ある程度、スキルがないと”OJT”は時間の無駄なんです。新人にスキルはつきません。

ここで問題なのが、そんな新人でも人月当たりの売上が立つこと。
売上が立つから経営者は”OJT”で育てるって言うんですよね。新人が育たなくても売上になるからね。

”OJT”に大切なマネジメント

今の時代だからこそ、”OJT”を行う上で必要なのはマネジメントなんです。

  • 新人のスキルはどの位か
  • 受け入れるプロジェクトメンバーのスキル、負荷はどうなのか
  • 対象のプロジェクトの難易度はどれくらいか

最低でも、このくらいの要因についてはマネジメントをして新人を教育しなければなりません。プロジェクトを完遂するための『ボトルネック』になる要因が分からない経営者が多いと思います。

新人のスキルやセンスはどれくらいか? プロジェクトメンバーに余裕があれば良いですが、足りないのであればOFF-JTで教育をしてからプロジェクトに参加させる必要があります。
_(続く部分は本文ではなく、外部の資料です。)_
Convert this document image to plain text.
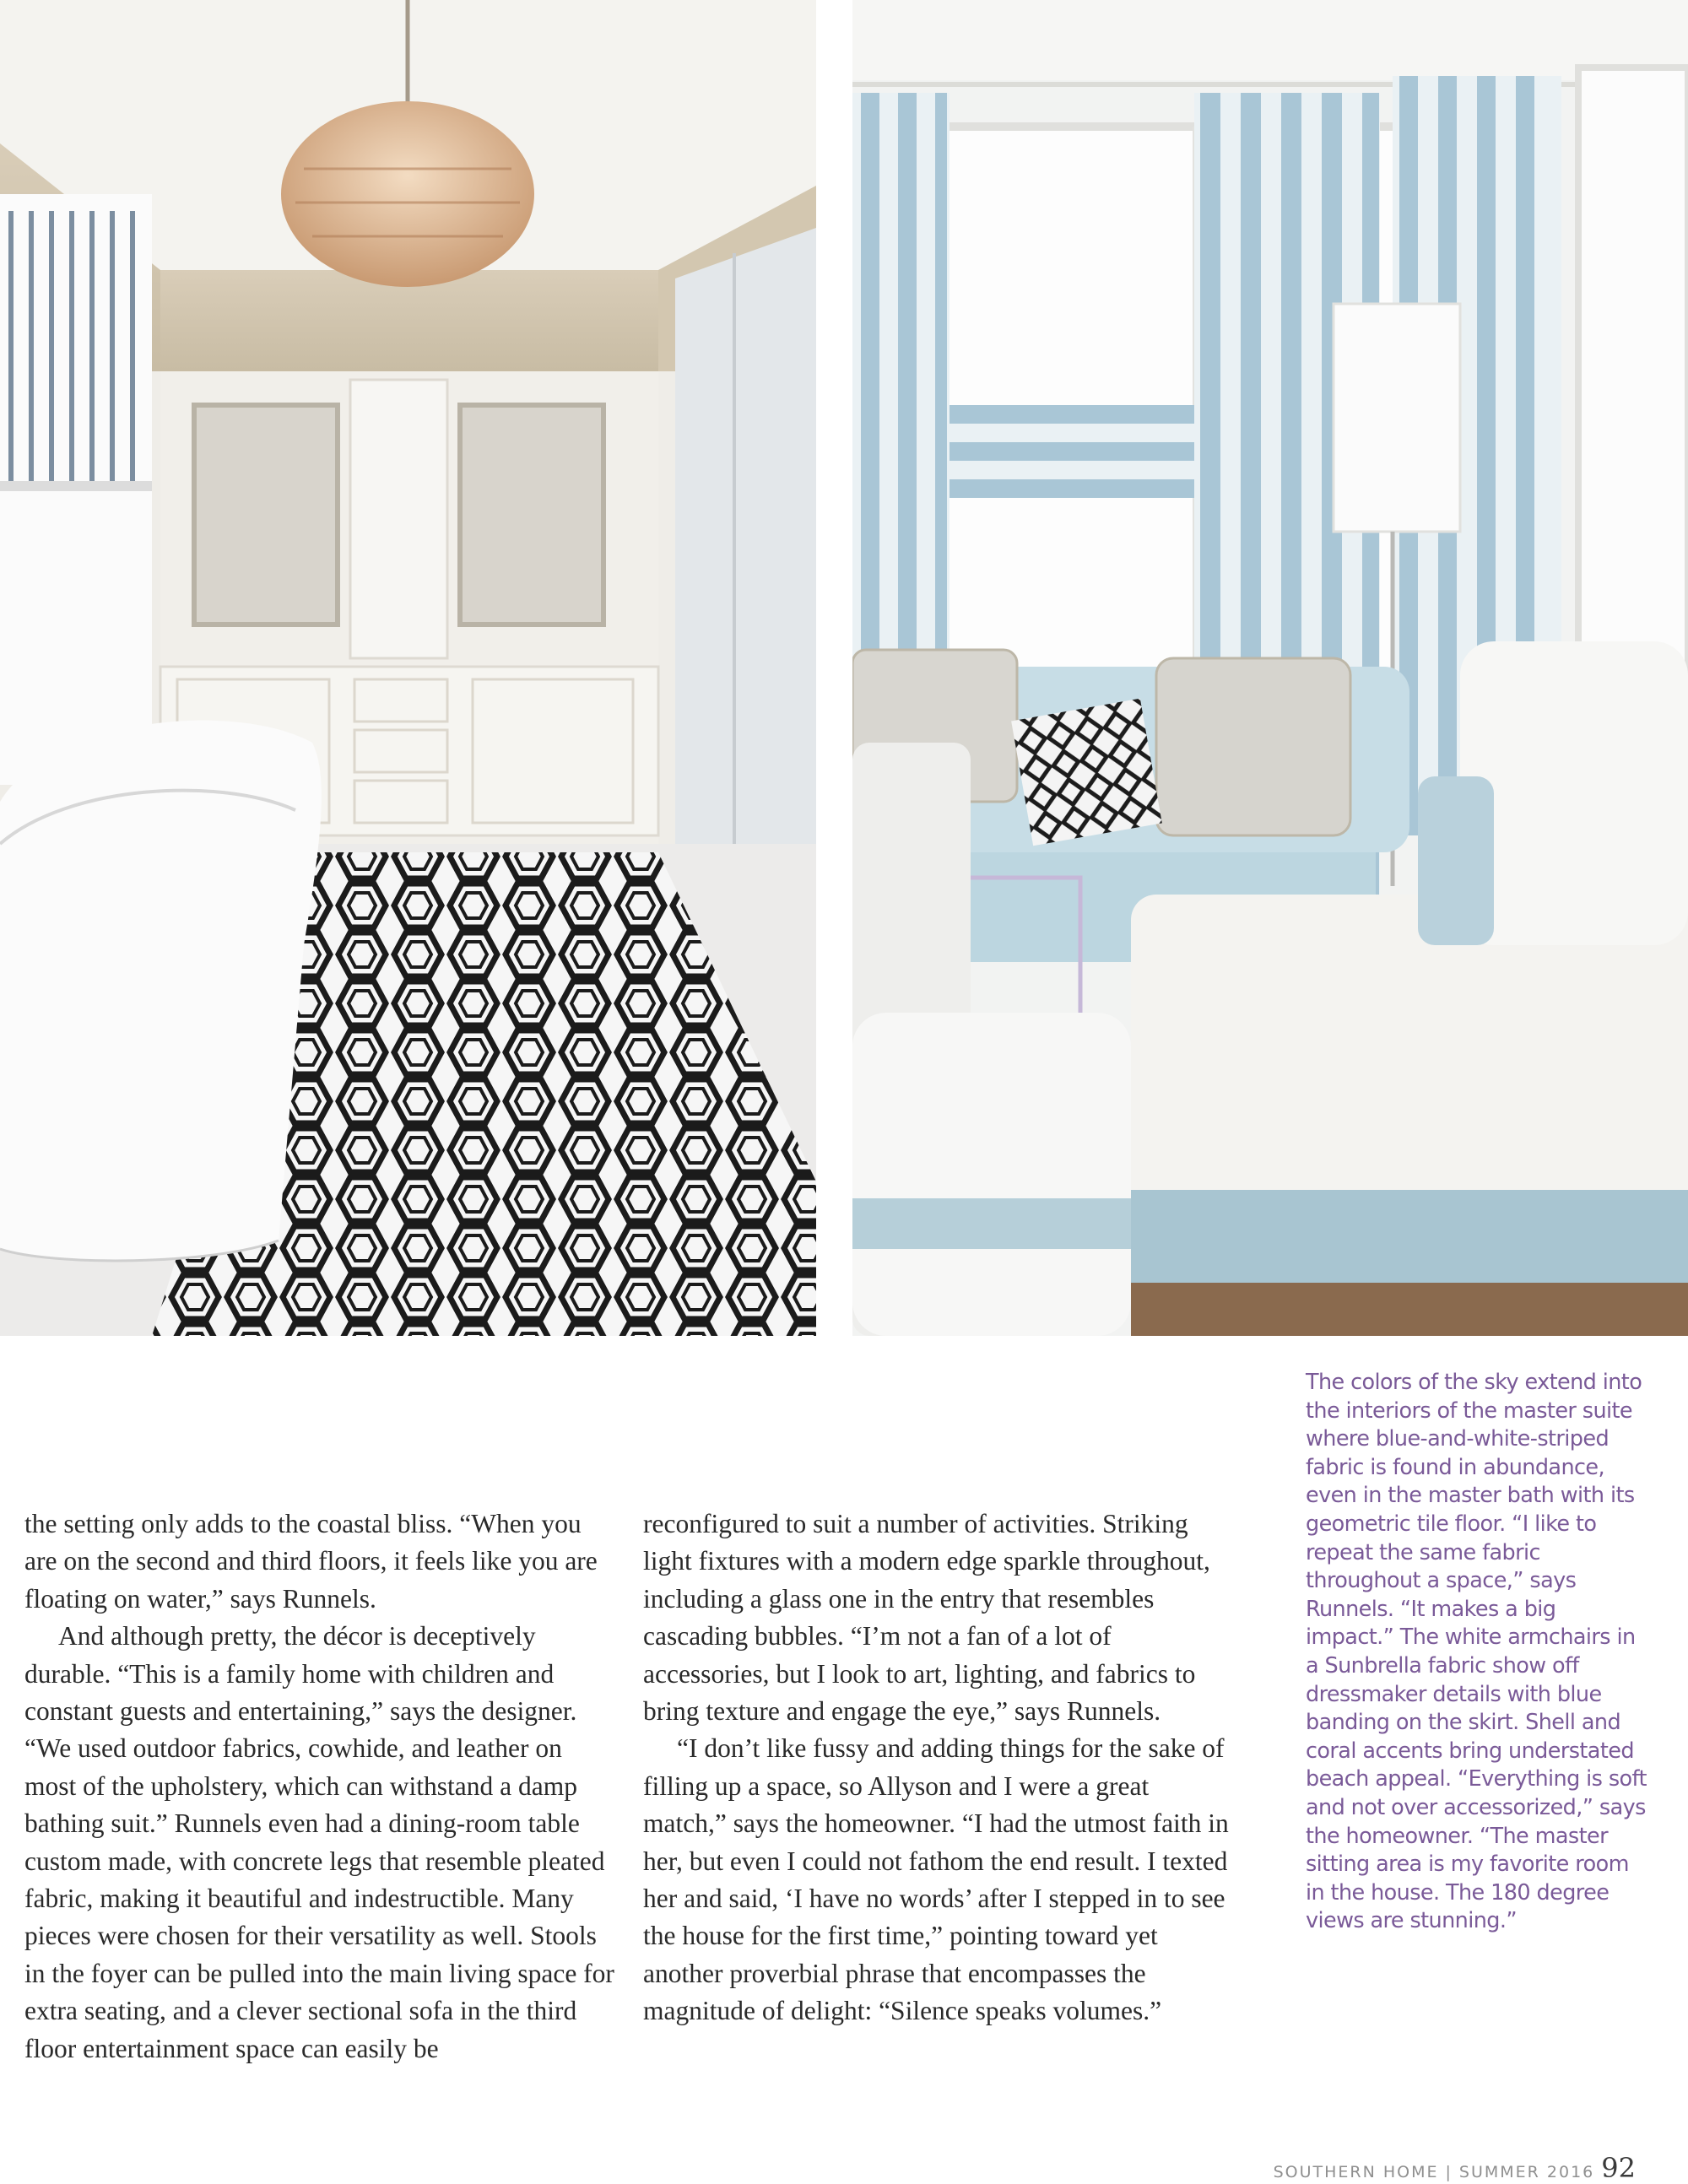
the setting only adds to the coastal bliss. “When you are on the second and third floors, it feels like you are floating on water,” says Runnels.

And although pretty, the décor is deceptively durable. “This is a family home with children and constant guests and entertaining,” says the designer. “We used outdoor fabrics, cowhide, and leather on most of the upholstery, which can withstand a damp bathing suit.” Runnels even had a dining-room table custom made, with concrete legs that resemble pleated fabric, making it beautiful and indestructible. Many pieces were chosen for their versatility as well. Stools in the foyer can be pulled into the main living space for extra seating, and a clever sectional sofa in the third floor entertainment space can easily be

reconfigured to suit a number of activities. Striking light fixtures with a modern edge sparkle throughout, including a glass one in the entry that resembles cascading bubbles. “I’m not a fan of a lot of accessories, but I look to art, lighting, and fabrics to bring texture and engage the eye,” says Runnels.

“I don’t like fussy and adding things for the sake of filling up a space, so Allyson and I were a great match,” says the homeowner. “I had the utmost faith in her, but even I could not fathom the end result. I texted her and said, ‘I have no words’ after I stepped in to see the house for the first time,” pointing toward yet another proverbial phrase that encompasses the magnitude of delight: “Silence speaks volumes.”

The colors of the sky extend into the interiors of the master suite where blue-and-white-striped fabric is found in abundance, even in the master bath with its geometric tile floor. “I like to repeat the same fabric throughout a space,” says Runnels. “It makes a big impact.” The white armchairs in a Sunbrella fabric show off dressmaker details with blue banding on the skirt. Shell and coral accents bring understated beach appeal. “Everything is soft and not over accessorized,” says the homeowner. “The master sitting area is my favorite room in the house. The 180 degree views are stunning.”
SOUTHERN HOME | SUMMER 2016 92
新人なんて戦力的にプラスにならないんです。できるメンバーの負荷をあげてそのメンバーのタスクがこなせなければ、プロジェクトは失敗に終わります。

”OFF-JT”+”OJT”で新入社員が育つ

そうならないようにするためにも、最低限のスキルは”OFF-JT”で教育する必要があります。

「設計って何?」

「プログラミング?何それ?」

そんな状態の新人の面倒をみるメンバーは負荷でしかありません。

”OJT”で教育するためには”OFF-JT”でスキルをつける必要があります。OFF-JTを社内で行うためには、できる社員を仕事をさせず、教育に専念させる必要があります。そのためには時間とお金が掛かります。

社員教育は投資

中小企業のSIer会社の経営者の多くは「教育になんてコストをかけてられない」と思っています。しかし、せっかく取った新入社員が辞めたり、エース級の技術者が転職をしたりした方が痛手ではないでしょうか。

社員の教育は将来の会社のための投資です。社員を育てると言いながら、売上を落とすなと言うのは、おかしな話です。新人を育てるのであればエース級の技術者に教育をさせる必要があります。そのエース級の技術者の売上を確保しながら教育をすると言うことは、エース級の技術者に「倍働け」と言っているのと同じです。

そうじゃなくても出来る技術者は、プロジェクトでも難易度の高いタスクを振られているんです。さらに売上を落とさず、新人を育てろなんて言うから、出来る技術者が辞めていってしまうんですよ。

経営者が変わらないと潰れる

経営者はどうしても目先の売上ばかりになってしまいます。でも社員を教育していかなければ将来会社は存続できません。10年前と同じ育て方は出来ません。

一人前のSEになるには3~5年の時間が必要と言われています。「期待できる人には業務時間内にしっかりとした教育をしたい」という経営者でないと会社を存続できないのではないでしょうか?

気付いている社員は危機感を持っている

仕事ができる技術者は『そろそろOJTのみで教育をしていると言っている会社』は危ないという現実に気付いています。そんな技術者はどんな行動をとると思いますか?

しっかりとした教育体制を持っている会社や待遇の良い会社を探し始めていますよ。何度もお話ししますが、楽観的に考えない方が良いです。5年前と比べてもSEやプログラマーは転職がしやすくなっています。これからは、さらに転職が活発になってきますよ。なぜなら、人手不足で超売り手市場だから。仕事ができる技術者は40歳を過ぎても転職の市場が開いています。

残るのはゴミ社員

お話ししたような教育を行っている会社では、新人は辞めてしまいます。そしてエース級の技術者も辞めてしまいます。残るのはスキルを身に付けようという気もなく、会社に行けばお給料が貰えると思っているゴミ社員だけになってしまいます。

そんな社員ばかりの魅力のない会社はどうなりますか?

まとめ

10年前と同じ考え方で社員教育をしても社員は育たなくなっています。これから労働者人口が減り、ますます社員の確保が難しくなります。

会社を存続するために教育を新入社員の立場、社員の立場で考えられる経営者しか生き残れません。

入ってくる人材が少なくなり、出ていく人材が多くなると会社に残る人材は少なくなります。最悪リソース不足で経営が成り立たなくなります。そうならないためにも教育体制を見直してください。